Meskipun sistem demokrasi representatif
dapat mempermudah serta memperlancar proses pengambilan kebijakan publik, hal
itu tetap tidak berarti bahwa demokrasi tidak punya kendala yang berarti. Untuk
menyukseskan proses itu dibutuhkan dana yang relatif besar. Sebab, mesin
demokrasi elektoral hanya bisa digerakan melalui uang. Karena negara tidak
mampu membiayai semua proses ini (misalnya untuk biaya kampaye para calon
pemimpin saat pemilu), maka kemungkinan akan masuknya para pemilik modal dalam
proses itu sangat besar. Memperbolehkan para pemilik modal masuk dalam proses
itu sama dengan membiarkan para oligark mengendalikan sistem politik. Pada
titik inilah negara mau tidak mau dikuasai oleh tangan-tangan tak kelihatan
atau invisible hand dalam istilah
Adam Smith.[36] Sebab tak selamanya para
oligark itu adalah pemimpin yang terpilih yang kelihatan secara kasat mata.

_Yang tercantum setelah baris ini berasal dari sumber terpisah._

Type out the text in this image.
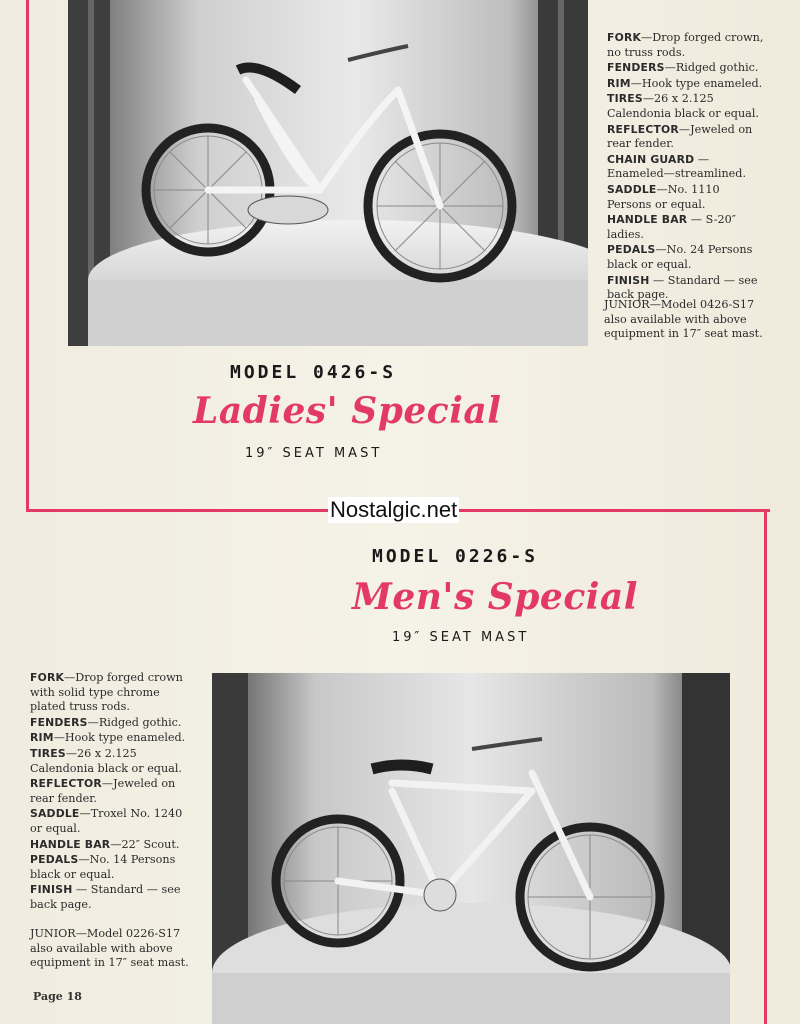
FORK—Drop forged crown, no truss rods.
FENDERS—Ridged gothic.
RIM—Hook type enameled.
TIRES—26 x 2.125 Calendonia black or equal.
REFLECTOR—Jeweled on rear fender.
CHAIN GUARD — Enameled—streamlined.
SADDLE—No. 1110 Persons or equal.
HANDLE BAR — S-20″ ladies.
PEDALS—No. 24 Persons black or equal.
FINISH — Standard — see back page.
JUNIOR—Model 0426-S17 also available with above equipment in 17″ seat mast.
MODEL 0426-S
Ladies' Special
19″ SEAT MAST
Nostalgic.net
MODEL 0226-S
Men's Special
19″ SEAT MAST
FORK—Drop forged crown with solid type chrome plated truss rods.
FENDERS—Ridged gothic.
RIM—Hook type enameled.
TIRES—26 x 2.125 Calendonia black or equal.
REFLECTOR—Jeweled on rear fender.
SADDLE—Troxel No. 1240 or equal.
HANDLE BAR—22″ Scout.
PEDALS—No. 14 Persons black or equal.
FINISH — Standard — see back page.
JUNIOR—Model 0226-S17 also available with above equipment in 17″ seat mast.
Page 18
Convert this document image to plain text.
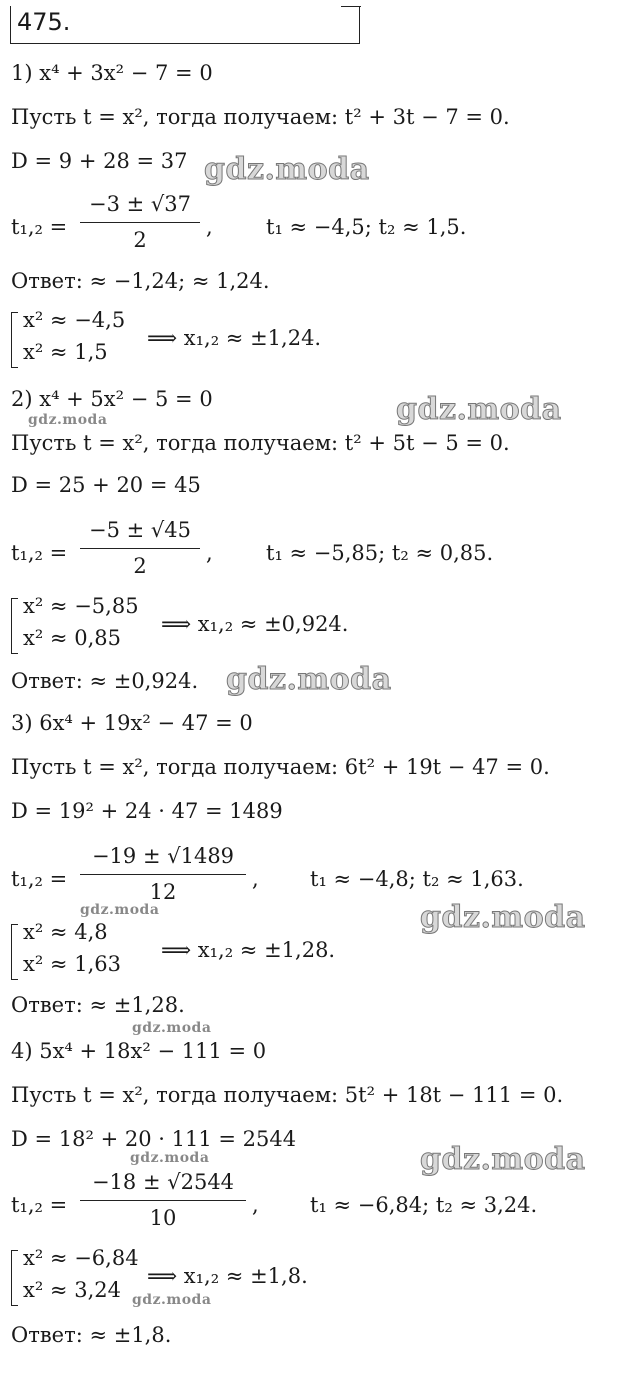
475.
1) x⁴ + 3x² − 7 = 0
Пусть t = x², тогда получаем: t² + 3t − 7 = 0.
D = 9 + 28 = 37
t₁,₂ =
−3 ± √37
2
,	t₁ ≈ −4,5; t₂ ≈ 1,5.
Ответ: ≈ −1,24; ≈ 1,24.
x² ≈ −4,5
x² ≈ 1,5
⟹ x₁,₂ ≈ ±1,24.
2) x⁴ + 5x² − 5 = 0
Пусть t = x², тогда получаем: t² + 5t − 5 = 0.
D = 25 + 20 = 45
t₁,₂ =
−5 ± √45
2
,	t₁ ≈ −5,85; t₂ ≈ 0,85.
x² ≈ −5,85
x² ≈ 0,85
⟹ x₁,₂ ≈ ±0,924.
Ответ: ≈ ±0,924.
3) 6x⁴ + 19x² − 47 = 0
Пусть t = x², тогда получаем: 6t² + 19t − 47 = 0.
D = 19² + 24 · 47 = 1489
t₁,₂ =
−19 ± √1489
12
, t₁ ≈ −4,8; t₂ ≈ 1,63.
x² ≈ 4,8
x² ≈ 1,63
⟹ x₁,₂ ≈ ±1,28.
Ответ: ≈ ±1,28.
4) 5x⁴ + 18x² − 111 = 0
Пусть t = x², тогда получаем: 5t² + 18t − 111 = 0.
D = 18² + 20 · 111 = 2544
t₁,₂ =
−18 ± √2544
10
, t₁ ≈ −6,84; t₂ ≈ 3,24.
x² ≈ −6,84
x² ≈ 3,24
⟹ x₁,₂ ≈ ±1,8.
Ответ: ≈ ±1,8.
gdz.moda
gdz.moda
gdz.moda
gdz.moda
gdz.moda
gdz.moda
gdz.moda
gdz.moda
gdz.moda
gdz.moda
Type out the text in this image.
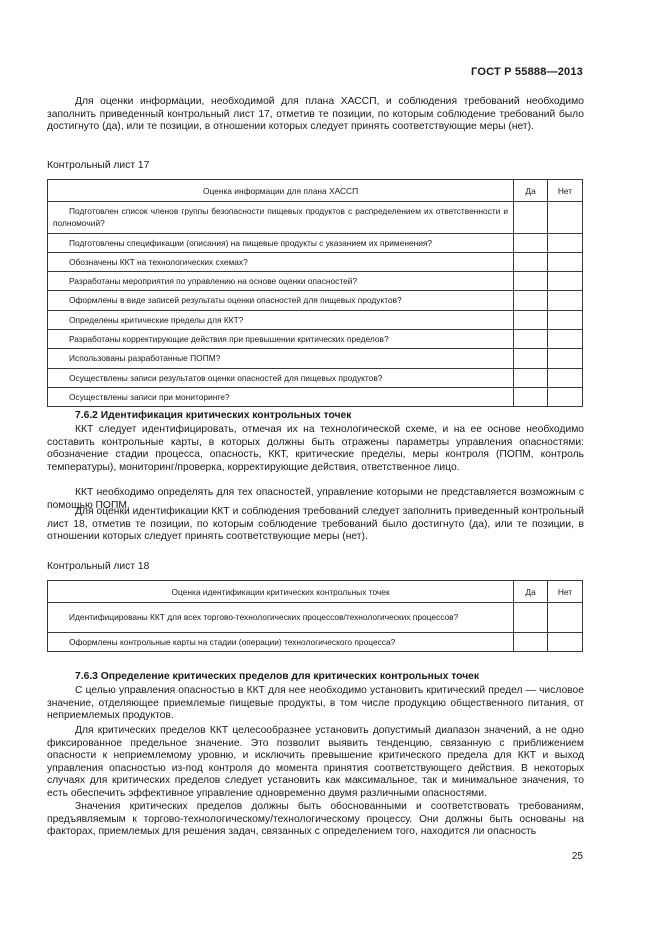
ГОСТ Р 55888—2013

Для оценки информации, необходимой для плана ХАССП, и соблюдения требований необходимо заполнить приведенный контрольный лист 17, отметив те позиции, по которым соблюдение требований было достигнуто (да), или те позиции, в отношении которых следует принять соответствующие меры (нет).

Контрольный лист 17

Оценка информации для плана ХАССП	Да	Нет
Подготовлен список членов группы безопасности пищевых продуктов с распределением их ответственности и полномочий?		
Подготовлены спецификации (описания) на пищевые продукты с указанием их применения?		
Обозначены ККТ на технологических схемах?		
Разработаны мероприятия по управлению на основе оценки опасностей?		
Оформлены в виде записей результаты оценки опасностей для пищевых продуктов?		
Определены критические пределы для ККТ?		
Разработаны корректирующие действия при превышении критических пределов?		
Использованы разработанные ПОПМ?		
Осуществлены записи результатов оценки опасностей для пищевых продуктов?		
Осуществлены записи при мониторинге?		

7.6.2 Идентификация критических контрольных точек

ККТ следует идентифицировать, отмечая их на технологической схеме, и на ее основе необходимо составить контрольные карты, в которых должны быть отражены параметры управления опасностями: обозначение стадии процесса, опасность, ККТ, критические пределы, меры контроля (ПОПМ, контроль температуры), мониторинг/проверка, корректирующие действия, ответственное лицо.

ККТ необходимо определять для тех опасностей, управление которыми не представляется возможным с помощью ПОПМ.

Для оценки идентификации ККТ и соблюдения требований следует заполнить приведенный контрольный лист 18, отметив те позиции, по которым соблюдение требований было достигнуто (да), или те позиции, в отношении которых следует принять соответствующие меры (нет).

Контрольный лист 18

Оценка идентификации критических контрольных точек	Да	Нет
Идентифицированы ККТ для всех торгово-технологических процессов/технологических процессов?		
Оформлены контрольные карты на стадии (операции) технологического процесса?		

7.6.3 Определение критических пределов для критических контрольных точек

С целью управления опасностью в ККТ для нее необходимо установить критический предел — числовое значение, отделяющее приемлемые пищевые продукты, в том числе продукцию общественного питания, от неприемлемых продуктов.

Для критических пределов ККТ целесообразнее установить допустимый диапазон значений, а не одно фиксированное предельное значение. Это позволит выявить тенденцию, связанную с приближением опасности к неприемлемому уровню, и исключить превышение критического предела для ККТ и выход управления опасностью из-под контроля до момента принятия соответствующего действия. В некоторых случаях для критических пределов следует установить как максимальное, так и минимальное значения, то есть обеспечить эффективное управление одновременно двумя различными опасностями.

Значения критических пределов должны быть обоснованными и соответствовать требованиям, предъявляемым к торгово-технологическому/технологическому процессу. Они должны быть основаны на факторах, приемлемых для решения задач, связанных с определением того, находится ли опасность

25
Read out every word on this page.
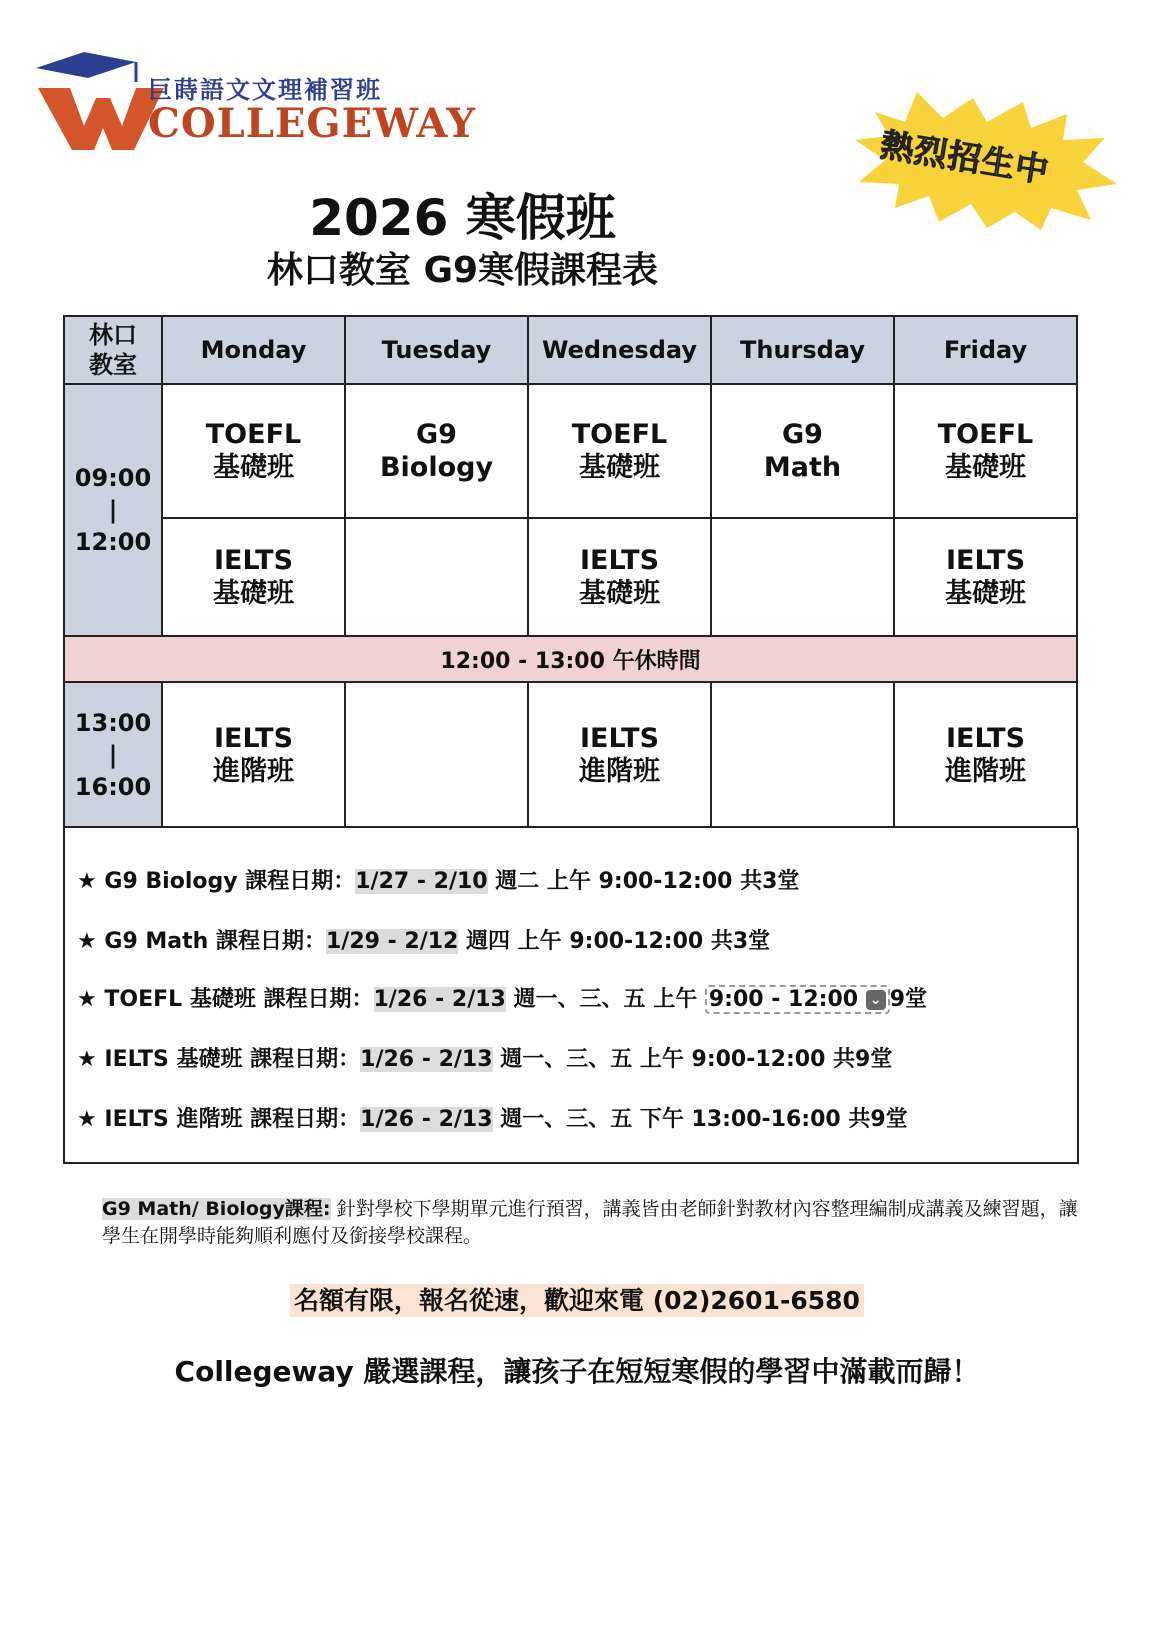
巨蒔語文文理補習班
COLLEGEWAY
熱烈招生中
2026 寒假班
林口教室 G9寒假課程表
林口
教室	Monday	Tuesday	Wednesday	Thursday	Friday

09:00
|
12:00	TOEFL
基礎班	G9
Biology	TOEFL
基礎班	G9
Math	TOEFL
基礎班

	IELTS
基礎班		IELTS
基礎班		IELTS
基礎班

12:00 - 13:00 午休時間					

13:00
|
16:00	IELTS
進階班		IELTS
進階班		IELTS
進階班
★ G9 Biology 課程日期：1/27 - 2/10 週二 上午 9:00-12:00 共3堂
★ G9 Math 課程日期：1/29 - 2/12 週四 上午 9:00-12:00 共3堂
★ TOEFL 基礎班 課程日期：1/26 - 2/13 週一、三、五 上午 9:00 - 12:00 ⌄ 9堂
★ IELTS 基礎班 課程日期：1/26 - 2/13 週一、三、五 上午 9:00-12:00 共9堂
★ IELTS 進階班 課程日期：1/26 - 2/13 週一、三、五 下午 13:00-16:00 共9堂
G9 Math/ Biology課程: 針對學校下學期單元進行預習，講義皆由老師針對教材內容整理編制成講義及練習題，讓學生在開學時能夠順利應付及銜接學校課程。
名額有限，報名從速，歡迎來電 (02)2601-6580
Collegeway 嚴選課程，讓孩子在短短寒假的學習中滿載而歸！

Mereka boleh jadi adalah kekuatan di belakang para pemimpin yang kelihatan itu
yang telah memberikan sejumlah uang untuk proses pemenangan dalam pemilu. Maka,
pada akhirnya keputusan-keputusan politik para pemimpin yang kelihatan itu
tidak lain adalah keputusan-keputusan para oligark atau tangan-tangan tak kelihatan
tadi. Dalam konteks ini, yang pasti tidak semua pola atau susunan yang
didirikan atau dibangun oleh proses tangan yang tak kelihatan itu diinginkan
atau diperlukan (oleh masyarakat).[37]
Berkaitan dengan hal di atas, Winters
memberikan suatu lukisan yang manarik dan mengesankan. Menurutnya, politik
Indonesia kontemporer lebih tepatnya dijabarkan sebagai demokrasi kriminal,
karena para oligark secara teratur ikut serta dalam pemilihan umum sebagai alat
berbagai kekuasaan politik, sambil menggunakan kekuatan kekayaan (power of wealth) mereka untuk
mengalahkan sistem hukum dengan intimidasi dan bujukan.[38]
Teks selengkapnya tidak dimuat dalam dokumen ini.